What systemic changes? Less haste and more skepticism. Also, “[t]he Times needs to fix its overuse of unnamed government sources.” True: on a daily basis, the Times acts as a spokesman for the Obama administration, even though in this instance the anonymously sourced (and wrong) information reflected badly on the administration. Perhaps that helps to explain the level of angst that the mistake occasioned.

Next came the Times’s craven re-editing of a story to avoid making Barack Obama look dumb. The New York Post editorial board had fun at its rival’s expense:

Who needs a White House press secretary when The New York Times will cover for the president, no questions asked?

That’s what the Times did Thursday, deleting from a story one of the most atrocious things President Obama has ever said.

As part of his effort to turn things around after his recent pathetic speeches on fighting terrorism, the president met with columnists from multiple outlets. …

Obama, the Times reported online, “indicated that he did not see enough cable television to fully appreciate the anxiety after the attacks in Paris and San Bernardino, and made clear that he plans to step up his public arguments.

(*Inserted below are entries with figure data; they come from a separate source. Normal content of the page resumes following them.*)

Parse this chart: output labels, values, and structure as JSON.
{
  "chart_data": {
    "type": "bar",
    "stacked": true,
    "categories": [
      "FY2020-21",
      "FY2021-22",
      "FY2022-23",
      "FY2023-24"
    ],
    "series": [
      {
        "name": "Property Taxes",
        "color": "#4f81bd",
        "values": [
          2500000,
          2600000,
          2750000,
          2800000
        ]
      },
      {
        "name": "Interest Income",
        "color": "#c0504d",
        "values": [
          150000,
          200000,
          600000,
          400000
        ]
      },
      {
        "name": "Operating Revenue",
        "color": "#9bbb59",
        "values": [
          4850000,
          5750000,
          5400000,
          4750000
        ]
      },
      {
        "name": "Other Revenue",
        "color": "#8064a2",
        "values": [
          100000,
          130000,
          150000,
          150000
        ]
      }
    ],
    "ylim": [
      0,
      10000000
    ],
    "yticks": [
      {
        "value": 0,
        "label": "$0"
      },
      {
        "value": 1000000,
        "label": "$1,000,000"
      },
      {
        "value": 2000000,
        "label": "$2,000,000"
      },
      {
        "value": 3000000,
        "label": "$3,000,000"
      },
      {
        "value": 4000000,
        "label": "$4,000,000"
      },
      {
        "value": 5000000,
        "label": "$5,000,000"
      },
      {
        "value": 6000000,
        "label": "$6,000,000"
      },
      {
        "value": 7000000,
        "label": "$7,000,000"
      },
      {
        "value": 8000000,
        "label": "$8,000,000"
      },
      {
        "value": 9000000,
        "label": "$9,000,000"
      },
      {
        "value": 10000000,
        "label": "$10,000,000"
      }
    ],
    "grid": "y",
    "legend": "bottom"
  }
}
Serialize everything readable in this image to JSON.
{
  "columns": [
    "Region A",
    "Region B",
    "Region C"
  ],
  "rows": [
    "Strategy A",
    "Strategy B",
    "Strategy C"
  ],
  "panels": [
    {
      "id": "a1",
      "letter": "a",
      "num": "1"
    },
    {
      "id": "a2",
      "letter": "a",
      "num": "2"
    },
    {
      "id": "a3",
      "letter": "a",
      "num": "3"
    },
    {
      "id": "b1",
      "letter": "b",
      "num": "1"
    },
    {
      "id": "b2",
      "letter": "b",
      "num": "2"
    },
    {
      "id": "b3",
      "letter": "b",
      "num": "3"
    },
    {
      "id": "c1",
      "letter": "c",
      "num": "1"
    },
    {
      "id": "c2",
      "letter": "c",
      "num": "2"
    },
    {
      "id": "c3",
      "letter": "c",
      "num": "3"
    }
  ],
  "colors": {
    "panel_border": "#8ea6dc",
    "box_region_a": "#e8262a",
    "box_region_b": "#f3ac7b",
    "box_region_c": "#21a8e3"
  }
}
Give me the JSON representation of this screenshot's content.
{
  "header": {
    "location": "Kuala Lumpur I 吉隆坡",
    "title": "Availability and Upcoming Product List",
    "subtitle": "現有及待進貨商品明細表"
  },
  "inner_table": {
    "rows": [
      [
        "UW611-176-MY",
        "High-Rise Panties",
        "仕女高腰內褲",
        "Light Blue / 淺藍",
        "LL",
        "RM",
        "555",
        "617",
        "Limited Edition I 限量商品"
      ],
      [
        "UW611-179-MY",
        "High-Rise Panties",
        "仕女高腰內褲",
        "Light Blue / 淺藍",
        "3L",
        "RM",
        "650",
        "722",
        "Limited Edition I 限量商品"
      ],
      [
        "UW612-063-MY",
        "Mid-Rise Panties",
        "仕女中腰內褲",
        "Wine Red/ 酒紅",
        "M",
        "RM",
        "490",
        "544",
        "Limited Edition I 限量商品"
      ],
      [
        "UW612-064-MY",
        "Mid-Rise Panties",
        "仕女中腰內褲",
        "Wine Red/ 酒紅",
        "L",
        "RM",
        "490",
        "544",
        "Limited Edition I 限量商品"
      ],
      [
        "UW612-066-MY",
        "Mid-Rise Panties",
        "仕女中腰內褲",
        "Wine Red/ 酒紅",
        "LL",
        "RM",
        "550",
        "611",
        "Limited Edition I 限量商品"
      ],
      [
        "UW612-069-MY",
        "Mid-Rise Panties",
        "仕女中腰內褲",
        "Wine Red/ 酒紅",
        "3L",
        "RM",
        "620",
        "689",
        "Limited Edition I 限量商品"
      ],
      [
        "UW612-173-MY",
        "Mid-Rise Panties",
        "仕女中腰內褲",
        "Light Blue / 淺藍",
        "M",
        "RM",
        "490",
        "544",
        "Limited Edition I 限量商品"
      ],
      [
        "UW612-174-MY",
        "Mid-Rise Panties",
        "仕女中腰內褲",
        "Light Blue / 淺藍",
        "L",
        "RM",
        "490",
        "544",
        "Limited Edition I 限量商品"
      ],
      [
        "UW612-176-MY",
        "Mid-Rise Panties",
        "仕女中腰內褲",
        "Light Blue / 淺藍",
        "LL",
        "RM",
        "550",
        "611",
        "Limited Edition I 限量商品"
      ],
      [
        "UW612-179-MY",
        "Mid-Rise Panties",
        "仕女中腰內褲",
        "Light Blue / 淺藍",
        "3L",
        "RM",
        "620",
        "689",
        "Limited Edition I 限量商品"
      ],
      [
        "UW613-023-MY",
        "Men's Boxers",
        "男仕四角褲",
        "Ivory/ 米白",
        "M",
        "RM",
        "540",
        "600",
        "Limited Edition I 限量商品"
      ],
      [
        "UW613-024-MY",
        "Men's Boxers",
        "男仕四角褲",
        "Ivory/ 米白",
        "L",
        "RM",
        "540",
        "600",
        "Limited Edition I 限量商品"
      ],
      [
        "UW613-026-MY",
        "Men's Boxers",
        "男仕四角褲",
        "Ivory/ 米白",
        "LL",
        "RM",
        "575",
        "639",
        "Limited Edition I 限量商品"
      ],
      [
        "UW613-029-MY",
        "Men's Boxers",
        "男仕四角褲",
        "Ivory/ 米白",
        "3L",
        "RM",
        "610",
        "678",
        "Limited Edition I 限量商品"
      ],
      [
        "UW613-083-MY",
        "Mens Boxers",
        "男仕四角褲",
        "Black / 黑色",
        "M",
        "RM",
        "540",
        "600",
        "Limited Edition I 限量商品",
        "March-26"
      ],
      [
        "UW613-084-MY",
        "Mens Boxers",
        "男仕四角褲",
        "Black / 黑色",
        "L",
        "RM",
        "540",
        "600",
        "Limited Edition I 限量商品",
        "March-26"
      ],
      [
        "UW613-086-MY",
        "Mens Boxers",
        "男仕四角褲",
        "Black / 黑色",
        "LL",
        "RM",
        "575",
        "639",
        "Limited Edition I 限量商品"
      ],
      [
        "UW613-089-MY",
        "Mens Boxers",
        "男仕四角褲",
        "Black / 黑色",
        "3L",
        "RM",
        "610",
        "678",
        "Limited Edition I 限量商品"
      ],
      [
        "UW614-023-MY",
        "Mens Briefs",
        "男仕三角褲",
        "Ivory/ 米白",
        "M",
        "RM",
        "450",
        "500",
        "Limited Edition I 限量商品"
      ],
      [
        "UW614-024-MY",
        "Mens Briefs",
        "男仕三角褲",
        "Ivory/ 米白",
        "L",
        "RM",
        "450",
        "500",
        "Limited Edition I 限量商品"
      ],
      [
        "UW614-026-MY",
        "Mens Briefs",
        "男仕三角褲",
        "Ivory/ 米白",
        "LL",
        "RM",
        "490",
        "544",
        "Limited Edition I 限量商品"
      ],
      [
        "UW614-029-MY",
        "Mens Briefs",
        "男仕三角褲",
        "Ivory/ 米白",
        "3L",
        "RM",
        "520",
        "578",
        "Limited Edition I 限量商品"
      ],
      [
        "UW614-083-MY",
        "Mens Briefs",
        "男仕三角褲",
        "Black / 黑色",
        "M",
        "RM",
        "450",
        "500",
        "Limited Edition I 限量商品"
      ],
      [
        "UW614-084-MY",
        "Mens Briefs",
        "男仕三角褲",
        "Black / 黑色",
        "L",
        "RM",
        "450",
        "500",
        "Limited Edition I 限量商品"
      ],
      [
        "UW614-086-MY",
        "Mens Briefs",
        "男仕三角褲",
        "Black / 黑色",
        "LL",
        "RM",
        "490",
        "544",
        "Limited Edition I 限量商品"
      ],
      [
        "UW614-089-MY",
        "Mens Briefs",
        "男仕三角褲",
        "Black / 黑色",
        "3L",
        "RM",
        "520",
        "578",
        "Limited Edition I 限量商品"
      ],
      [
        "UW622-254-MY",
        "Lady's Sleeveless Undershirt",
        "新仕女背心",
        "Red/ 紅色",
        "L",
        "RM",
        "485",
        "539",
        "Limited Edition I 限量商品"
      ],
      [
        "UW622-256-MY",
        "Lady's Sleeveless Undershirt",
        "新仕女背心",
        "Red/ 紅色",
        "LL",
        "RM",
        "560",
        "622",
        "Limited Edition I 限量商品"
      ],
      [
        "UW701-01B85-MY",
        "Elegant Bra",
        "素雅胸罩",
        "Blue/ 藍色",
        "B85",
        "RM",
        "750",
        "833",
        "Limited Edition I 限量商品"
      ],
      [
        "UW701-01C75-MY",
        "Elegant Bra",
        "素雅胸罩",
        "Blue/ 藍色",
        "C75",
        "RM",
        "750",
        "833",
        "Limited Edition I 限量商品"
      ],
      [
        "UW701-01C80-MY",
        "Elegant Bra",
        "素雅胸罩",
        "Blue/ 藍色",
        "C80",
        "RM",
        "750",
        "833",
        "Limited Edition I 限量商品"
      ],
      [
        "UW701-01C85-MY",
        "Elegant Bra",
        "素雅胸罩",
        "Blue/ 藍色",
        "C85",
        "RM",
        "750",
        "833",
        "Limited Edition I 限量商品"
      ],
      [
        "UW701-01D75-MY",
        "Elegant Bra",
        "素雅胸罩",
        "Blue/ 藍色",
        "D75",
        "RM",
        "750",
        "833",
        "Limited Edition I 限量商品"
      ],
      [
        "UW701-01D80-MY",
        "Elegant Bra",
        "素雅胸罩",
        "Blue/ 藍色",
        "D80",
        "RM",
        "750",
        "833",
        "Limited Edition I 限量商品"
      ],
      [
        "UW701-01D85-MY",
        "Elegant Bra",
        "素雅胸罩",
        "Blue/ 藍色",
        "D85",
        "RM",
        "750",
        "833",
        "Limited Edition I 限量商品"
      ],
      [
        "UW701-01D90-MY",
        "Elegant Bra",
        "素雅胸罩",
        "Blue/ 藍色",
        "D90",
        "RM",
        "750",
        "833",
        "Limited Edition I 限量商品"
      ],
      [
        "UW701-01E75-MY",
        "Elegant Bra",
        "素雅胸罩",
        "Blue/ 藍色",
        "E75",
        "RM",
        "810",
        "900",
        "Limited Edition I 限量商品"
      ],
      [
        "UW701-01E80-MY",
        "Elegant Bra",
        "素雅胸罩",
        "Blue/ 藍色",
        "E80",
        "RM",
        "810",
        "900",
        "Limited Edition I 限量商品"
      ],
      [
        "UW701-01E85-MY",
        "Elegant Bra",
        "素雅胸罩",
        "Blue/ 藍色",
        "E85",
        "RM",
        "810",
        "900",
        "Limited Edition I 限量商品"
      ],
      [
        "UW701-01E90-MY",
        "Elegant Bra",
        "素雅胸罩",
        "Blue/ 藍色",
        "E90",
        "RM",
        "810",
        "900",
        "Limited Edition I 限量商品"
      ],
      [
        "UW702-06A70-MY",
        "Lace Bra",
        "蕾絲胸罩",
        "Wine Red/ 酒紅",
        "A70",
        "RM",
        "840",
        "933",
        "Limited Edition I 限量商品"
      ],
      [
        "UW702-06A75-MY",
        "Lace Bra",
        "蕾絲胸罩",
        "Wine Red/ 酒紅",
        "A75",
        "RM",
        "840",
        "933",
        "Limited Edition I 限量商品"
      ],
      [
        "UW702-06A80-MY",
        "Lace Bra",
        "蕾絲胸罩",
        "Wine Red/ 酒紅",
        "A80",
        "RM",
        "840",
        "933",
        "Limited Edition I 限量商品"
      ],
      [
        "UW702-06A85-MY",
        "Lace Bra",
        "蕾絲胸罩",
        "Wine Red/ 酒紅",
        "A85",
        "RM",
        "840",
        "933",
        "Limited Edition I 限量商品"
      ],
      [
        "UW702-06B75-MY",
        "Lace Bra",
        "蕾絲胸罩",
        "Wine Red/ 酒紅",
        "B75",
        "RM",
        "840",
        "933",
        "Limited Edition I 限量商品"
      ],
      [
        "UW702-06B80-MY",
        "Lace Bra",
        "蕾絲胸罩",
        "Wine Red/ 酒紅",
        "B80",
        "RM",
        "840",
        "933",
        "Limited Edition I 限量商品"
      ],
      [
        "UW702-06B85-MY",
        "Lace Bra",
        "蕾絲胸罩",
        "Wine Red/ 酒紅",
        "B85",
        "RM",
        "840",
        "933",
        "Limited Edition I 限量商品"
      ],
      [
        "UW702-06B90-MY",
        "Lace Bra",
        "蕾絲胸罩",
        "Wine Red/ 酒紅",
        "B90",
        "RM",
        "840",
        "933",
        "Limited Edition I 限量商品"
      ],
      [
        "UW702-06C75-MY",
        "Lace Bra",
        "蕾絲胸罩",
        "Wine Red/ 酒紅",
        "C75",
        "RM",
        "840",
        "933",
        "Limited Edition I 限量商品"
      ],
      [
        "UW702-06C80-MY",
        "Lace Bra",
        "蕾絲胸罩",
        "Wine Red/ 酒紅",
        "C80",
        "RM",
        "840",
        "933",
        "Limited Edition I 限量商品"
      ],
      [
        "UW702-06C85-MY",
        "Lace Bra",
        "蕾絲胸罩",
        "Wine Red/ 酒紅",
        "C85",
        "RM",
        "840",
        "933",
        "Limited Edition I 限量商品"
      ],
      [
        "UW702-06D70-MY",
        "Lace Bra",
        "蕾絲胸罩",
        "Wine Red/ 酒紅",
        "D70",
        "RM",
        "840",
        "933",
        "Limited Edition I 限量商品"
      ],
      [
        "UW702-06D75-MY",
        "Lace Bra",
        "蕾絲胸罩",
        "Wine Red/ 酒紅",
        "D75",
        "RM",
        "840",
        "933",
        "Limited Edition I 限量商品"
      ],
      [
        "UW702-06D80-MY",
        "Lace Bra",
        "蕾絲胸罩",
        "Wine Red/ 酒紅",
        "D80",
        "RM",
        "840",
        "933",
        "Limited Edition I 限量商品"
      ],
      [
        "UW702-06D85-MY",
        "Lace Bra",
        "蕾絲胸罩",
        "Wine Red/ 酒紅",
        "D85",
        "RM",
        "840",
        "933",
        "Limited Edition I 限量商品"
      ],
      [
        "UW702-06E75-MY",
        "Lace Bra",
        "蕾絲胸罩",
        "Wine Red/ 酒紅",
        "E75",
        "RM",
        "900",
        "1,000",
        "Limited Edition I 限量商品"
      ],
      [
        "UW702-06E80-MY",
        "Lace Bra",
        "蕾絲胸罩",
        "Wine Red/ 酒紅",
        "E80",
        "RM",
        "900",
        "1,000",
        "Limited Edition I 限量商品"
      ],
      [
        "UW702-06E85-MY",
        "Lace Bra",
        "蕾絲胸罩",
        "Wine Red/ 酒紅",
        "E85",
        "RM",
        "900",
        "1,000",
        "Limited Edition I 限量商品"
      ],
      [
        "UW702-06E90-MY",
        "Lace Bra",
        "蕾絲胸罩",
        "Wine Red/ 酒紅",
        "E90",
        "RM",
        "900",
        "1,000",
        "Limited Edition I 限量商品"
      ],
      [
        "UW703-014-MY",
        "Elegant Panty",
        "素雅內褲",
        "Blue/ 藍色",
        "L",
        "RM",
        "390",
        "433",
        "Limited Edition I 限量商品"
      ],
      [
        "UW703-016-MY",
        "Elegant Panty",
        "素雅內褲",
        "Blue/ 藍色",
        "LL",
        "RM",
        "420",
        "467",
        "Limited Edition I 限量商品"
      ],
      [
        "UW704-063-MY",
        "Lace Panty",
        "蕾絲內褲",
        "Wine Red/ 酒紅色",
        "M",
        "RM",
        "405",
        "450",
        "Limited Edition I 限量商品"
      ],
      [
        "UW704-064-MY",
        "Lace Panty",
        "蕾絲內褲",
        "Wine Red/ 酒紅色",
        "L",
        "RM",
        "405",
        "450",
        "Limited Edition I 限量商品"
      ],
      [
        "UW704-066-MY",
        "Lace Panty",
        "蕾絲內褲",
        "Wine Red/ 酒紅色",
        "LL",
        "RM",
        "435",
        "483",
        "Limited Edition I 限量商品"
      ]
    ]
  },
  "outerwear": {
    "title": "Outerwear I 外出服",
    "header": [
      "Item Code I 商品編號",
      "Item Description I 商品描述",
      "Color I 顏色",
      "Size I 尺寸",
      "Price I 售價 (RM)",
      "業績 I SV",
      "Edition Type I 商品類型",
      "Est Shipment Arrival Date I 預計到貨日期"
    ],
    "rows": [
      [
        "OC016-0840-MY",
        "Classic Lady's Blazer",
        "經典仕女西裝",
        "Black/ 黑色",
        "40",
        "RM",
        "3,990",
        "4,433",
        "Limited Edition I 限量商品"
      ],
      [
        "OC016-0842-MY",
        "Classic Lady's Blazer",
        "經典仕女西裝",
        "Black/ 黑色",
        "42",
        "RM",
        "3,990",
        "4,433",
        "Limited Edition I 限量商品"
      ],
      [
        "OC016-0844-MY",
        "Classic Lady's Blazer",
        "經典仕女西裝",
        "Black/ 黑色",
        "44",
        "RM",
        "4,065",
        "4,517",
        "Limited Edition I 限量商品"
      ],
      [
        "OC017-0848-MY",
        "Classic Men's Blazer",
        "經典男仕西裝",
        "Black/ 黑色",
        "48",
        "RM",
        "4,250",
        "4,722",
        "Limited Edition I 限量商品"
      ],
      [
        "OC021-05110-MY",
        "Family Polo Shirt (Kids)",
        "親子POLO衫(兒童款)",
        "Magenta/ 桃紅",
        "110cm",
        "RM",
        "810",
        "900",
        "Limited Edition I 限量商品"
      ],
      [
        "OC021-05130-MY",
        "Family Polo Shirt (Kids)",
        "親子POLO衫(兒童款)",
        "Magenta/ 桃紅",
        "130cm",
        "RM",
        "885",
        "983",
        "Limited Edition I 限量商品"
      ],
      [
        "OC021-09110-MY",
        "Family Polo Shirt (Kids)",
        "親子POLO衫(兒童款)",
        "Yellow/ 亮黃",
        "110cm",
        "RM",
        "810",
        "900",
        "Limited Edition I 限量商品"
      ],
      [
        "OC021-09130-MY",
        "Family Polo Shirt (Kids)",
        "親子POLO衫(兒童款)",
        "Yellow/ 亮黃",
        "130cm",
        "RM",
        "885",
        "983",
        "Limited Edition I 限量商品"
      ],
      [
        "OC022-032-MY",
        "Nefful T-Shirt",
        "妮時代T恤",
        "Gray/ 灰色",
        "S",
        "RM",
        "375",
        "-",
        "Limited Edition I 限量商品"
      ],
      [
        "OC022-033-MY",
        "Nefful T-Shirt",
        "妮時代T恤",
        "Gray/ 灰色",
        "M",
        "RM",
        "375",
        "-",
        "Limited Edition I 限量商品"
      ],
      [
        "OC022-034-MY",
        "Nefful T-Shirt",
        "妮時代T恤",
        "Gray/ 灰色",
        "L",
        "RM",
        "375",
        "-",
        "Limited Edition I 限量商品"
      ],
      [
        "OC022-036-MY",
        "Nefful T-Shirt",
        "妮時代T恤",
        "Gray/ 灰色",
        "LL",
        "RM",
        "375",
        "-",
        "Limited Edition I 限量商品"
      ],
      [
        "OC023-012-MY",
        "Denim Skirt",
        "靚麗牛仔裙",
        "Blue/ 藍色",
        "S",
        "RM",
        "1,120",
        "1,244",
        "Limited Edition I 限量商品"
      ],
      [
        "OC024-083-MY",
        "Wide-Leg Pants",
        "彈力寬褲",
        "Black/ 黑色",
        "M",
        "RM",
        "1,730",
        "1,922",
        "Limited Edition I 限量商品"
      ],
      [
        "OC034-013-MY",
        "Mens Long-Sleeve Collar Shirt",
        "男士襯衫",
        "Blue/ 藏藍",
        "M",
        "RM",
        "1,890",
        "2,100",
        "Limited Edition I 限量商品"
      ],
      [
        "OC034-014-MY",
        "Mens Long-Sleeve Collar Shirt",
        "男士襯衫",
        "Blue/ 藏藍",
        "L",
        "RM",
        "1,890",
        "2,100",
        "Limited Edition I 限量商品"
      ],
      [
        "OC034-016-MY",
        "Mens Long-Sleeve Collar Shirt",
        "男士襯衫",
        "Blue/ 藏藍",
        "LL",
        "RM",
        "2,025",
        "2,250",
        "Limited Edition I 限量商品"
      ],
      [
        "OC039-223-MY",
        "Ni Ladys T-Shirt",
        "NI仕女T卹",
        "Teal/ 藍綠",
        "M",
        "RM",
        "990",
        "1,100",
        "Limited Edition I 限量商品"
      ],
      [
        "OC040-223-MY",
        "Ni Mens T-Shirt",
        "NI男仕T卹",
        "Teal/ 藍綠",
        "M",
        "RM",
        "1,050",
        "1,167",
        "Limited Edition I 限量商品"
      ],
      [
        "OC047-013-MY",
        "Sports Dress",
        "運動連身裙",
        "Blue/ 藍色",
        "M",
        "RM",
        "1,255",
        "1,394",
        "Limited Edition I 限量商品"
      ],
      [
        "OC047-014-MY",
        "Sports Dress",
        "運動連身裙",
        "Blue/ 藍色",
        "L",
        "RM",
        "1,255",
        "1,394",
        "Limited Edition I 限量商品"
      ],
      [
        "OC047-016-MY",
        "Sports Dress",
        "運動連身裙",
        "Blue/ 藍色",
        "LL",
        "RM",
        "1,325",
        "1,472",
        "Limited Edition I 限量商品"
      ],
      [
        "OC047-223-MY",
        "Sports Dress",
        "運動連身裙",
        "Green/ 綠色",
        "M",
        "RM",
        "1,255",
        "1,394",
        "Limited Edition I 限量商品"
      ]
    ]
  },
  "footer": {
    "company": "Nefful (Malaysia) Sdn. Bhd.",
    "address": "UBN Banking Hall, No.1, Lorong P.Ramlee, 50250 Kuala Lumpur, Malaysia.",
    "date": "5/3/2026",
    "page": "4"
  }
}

Republicans were telling Americans that he is not doing anything when he is doing a lot, he said.”

What? The president of the United States of America didn’t realize how people felt in the wake of two terror attacks because he doesn’t watch enough news?

Pathetic as that excuse is, far worse is that the Times soon removed the passage from its online story, and kept it out of Friday’s print version. …

Clearly, someone at the Times stepped in to say, This just makes him look too bad — find something else.

The only surprise is that the offending line made it into the story in the first place.

Still, this episode opens another window on President Obama’s mind-boggling cluelessness. He was surprised to learn that Americans were upset by the terrorist attacks in Paris and San Bernardino? Evidently, without being tipped off by Fox News, Obama thought that Americans give terrorism the same low priority that he does.